Now fix $w$ with $\|w\|_{\#} = 1$ and define $\|u\|_\flat = \sup_{\varphi \in V^*, \|T_{\varphi,w}\|=1} \varphi(u)$.

Claim: $\| \cdot \|_\flat = \frac 1\alpha \| \cdot \|_V$.

Proof:

$\|T_{\varphi,w}\| = 1 \iff \|\varphi\|_{V^*}\|w\|_W = 1 \iff \alpha \cdot \|\varphi\|_{V^*}\|w\|_\# = 1 \iff \alpha \cdot \|\varphi\|_{V^*} = 1$.

By a corollary of the Hahn-Banach theorem, $\|v\| = \sup_{f \in V^*, \|f\| = 1} f(v)$, so: $\|v\|_\flat = \sup_{\varphi \in V^*, \|T_{\varphi,w}\|=1} \varphi(v) = \sup_{\varphi \in V^*, \|\varphi\|_{V^*}=\frac 1\alpha} \varphi(v) = \frac 1\alpha \|v\|_V$.

Hence we reconstructed up to scalar multiple, as required.

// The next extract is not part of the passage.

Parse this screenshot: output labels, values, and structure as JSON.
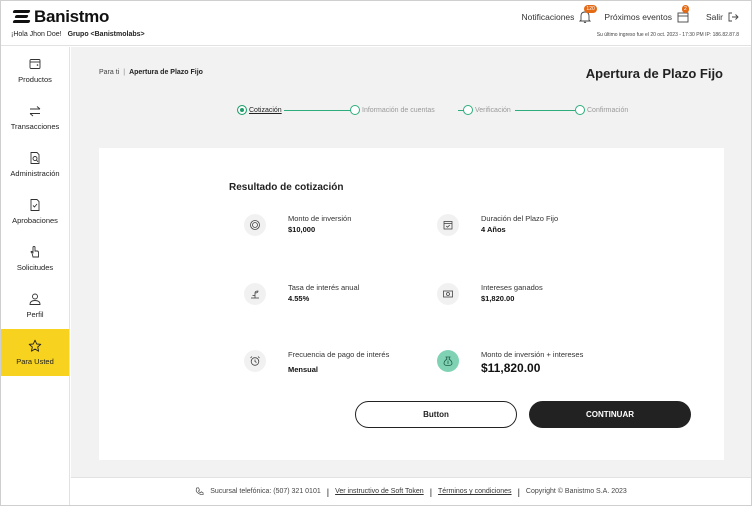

Corollary: an operator norm is fully determined by its values on rank-one operators

Proof:

The operator norm w.r.t $\| \cdot \|_\#, \| \cdot \|_\flat$ is the original (given) operator norm. The conclusion follows since $\| \cdot \|_\#, \| \cdot \|_\flat$ are determined only by norms of rank-one operators $\|T_{\varphi,w}\|$.